Given one or another of these operations, the variable count used in our running example may be protected with a new variable called a spin lock. As a convention, the spin lock protecting a variable, for example, count will be called count-lock. Given this, we can implement our critical section as:
lock( count-lock ) load register with count increment register store register to count unlock( count-lock )The two states of a spin lock are locked and unlocked; any two values may be used to represent these states, however, we will use zero to represent locked and one to represent unlocked because of the way these values generalize to the use of semaphores. Initially, the lock should be one; lock sets it to zero, and unlock resets it to one. Lock and unlock can be implemented as follows:
lock( v ) register := 0; repeat exchange( register, v ); until register = 1; unlock( v ) v := 1;Spin locks have the disadvantage that they involve busy waiting. Nonetheless, they are the preferred mutual exclusion mechanism for very short critical sections on shared-memory multiprocessors. Specifically, if the expected waiting time for entry to the critical section in the event of contention is shorter than the time it would take to do two context switches (switching the waiting process out of the CPU and back in again, under the control of the scheduler), this is the preferred method.

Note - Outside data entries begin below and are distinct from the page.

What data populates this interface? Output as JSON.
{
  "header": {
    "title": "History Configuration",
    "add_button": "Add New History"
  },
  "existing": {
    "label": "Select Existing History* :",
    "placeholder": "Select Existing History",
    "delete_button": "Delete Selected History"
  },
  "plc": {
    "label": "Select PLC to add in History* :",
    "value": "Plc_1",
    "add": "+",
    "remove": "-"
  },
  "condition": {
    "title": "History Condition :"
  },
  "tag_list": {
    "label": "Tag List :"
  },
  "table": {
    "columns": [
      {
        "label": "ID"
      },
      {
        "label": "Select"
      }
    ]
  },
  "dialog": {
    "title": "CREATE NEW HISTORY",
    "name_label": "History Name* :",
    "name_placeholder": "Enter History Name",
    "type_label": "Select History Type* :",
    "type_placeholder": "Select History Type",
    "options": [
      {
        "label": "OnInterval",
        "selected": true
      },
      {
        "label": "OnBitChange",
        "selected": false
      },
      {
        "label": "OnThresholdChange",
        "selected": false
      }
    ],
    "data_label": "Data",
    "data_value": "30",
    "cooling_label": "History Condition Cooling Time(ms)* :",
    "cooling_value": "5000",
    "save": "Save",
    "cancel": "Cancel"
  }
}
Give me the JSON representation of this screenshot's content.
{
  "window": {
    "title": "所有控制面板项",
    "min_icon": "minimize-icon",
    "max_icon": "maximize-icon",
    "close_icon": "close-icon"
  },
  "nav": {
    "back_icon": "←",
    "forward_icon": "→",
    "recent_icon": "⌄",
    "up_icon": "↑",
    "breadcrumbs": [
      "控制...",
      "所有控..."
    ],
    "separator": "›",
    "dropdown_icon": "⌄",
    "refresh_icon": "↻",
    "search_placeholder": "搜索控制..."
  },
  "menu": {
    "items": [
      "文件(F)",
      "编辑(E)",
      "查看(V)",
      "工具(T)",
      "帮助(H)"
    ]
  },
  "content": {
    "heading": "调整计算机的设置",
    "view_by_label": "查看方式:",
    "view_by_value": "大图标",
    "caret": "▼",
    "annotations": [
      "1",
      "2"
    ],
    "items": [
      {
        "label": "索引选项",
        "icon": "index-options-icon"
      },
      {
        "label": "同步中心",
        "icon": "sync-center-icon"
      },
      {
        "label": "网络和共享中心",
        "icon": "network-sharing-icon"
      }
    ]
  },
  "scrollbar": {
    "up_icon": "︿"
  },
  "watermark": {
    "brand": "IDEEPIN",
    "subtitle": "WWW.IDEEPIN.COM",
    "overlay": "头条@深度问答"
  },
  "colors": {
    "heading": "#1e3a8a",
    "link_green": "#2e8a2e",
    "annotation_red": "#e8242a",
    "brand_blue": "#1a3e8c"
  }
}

On some uniprocessor operating systems, including much of the older code in UNIX, the poor design of the scheduler or compatability with older versions of the system forces the use of spin-locks. Typically, in high level low-priority code, a relinquish operation is inserted in the busy waiting loop in order to let other ready processes use the CPU while one process waits for the lock. This only works if either a round-robin scheduler is being used or if there is a "relinquish to lower priority" operation -- one that causes headaches when it is implemented by a priority scheduler, but is nonetheless included in many real-time systems in order to allow this approach to mutual exclusion.
Semaphores can be used to provide mutual exclusion! The variable count used in our running example may be protected with a semaphore; we'll call this count-sem. Given this, we can implement our example critical section as:
P( count-sem ) -- the wait operation load register with count increment register store register to count V( count-sem ) -- the signal operationInitially, the semaphore should have a count of one; the P operation sets it to zero, and the V operation resets it to one.
The parallel between this and the spin-lock solution should be obvious! In fact, spin-locks are considered to one implementation of a special case of semaphores called binary semaphores. Binary semaphores are those that never take on values other than zero and one.
Semaphores implemented using the process scheduler are the preferred implementation of mutual exclusion on uniprocessors, and they are the preferred implementation on multiprocessors for those critical sections where the expected waiting time for entry to the section in the event of contention is greater than the time taken for two context switches.